PRESSYES est un peu le nouveau venu dans la famille néo-psychédélique. Sur son premier album (On The Run, 2018), le songwriter/producteur dévoile des paysages oniriques et multicolores, de superbes mélodies pop ainsi que des rythmes dont le groove évoque parfois le meilleur de la scène anglaise Madchester de la fin des années 1980. PRESSYES a donc de quoi marquer les esprits.

UNDERGROUND SYSTEM
Vendredi 7 décembre – Hall 8, 01h30

Tirant leur nom d’un fameux morceau de Fela Kuti, ces six musiciens, menés par une chanteuse flûtiste ardente, sont des enfants de l’afrobeat. Et, en bons New-Yorkais, confrontent le genre aux multiples sons de la Grosse Pomme, dans les pas d’ESG et de LCD Soundsystem : ainsi, disco, punk, house, no wave et autres fréquences de la grande sono mondiale fusionnent dans un immense chaudron bouillant.

BODEGA
Samedi 8 décembre – Hall 3, 23h05

Ce quintet mixte de Brooklyn est l’une des grosses sensations rock du moment.
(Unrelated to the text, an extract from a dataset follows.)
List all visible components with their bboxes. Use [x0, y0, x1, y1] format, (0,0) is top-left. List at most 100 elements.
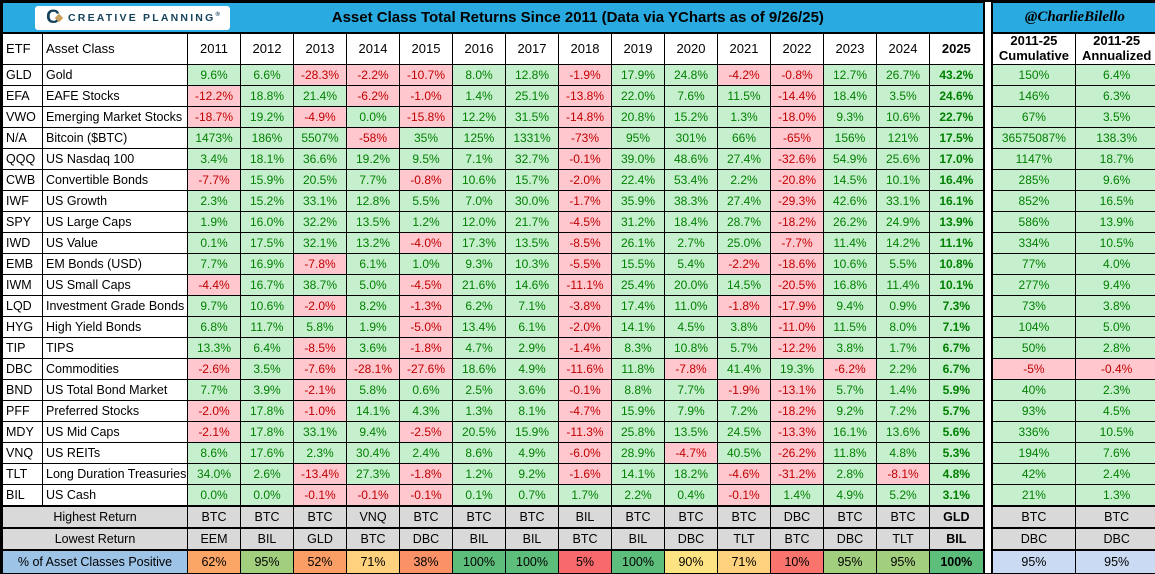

Leur talent ? Rassembler dans des morceaux de moins de deux minutes leurs influences indie rock (Parquet Courts), post-punk et dance punk new-yorkaises (Teenage Jesus & The Jerks, LCD Soundsystem) mais aussi britanniques (Wire en première ligne) pour proposer un show rock and roll, fun et dansant. L’âme rock de New York en 2018, c’est Bodega !

THE PSYCHOTIC MONKS
Samedi 8 décembre – Hall 3, 00h35

The Psychotic Monks, c’est quatre musiciens possédés – deux guitares, batterie, claviers et chant –  qui développent sur scène une intensité extrême nourrie de psychédélisme noir et souvent bruitiste. Et à force d’incantations chamaniques, ces « moines psychotiques » sont aujourd’hui ce qui se fait de mieux quant il s’agit de provoquer et de dompter le chaos sonore.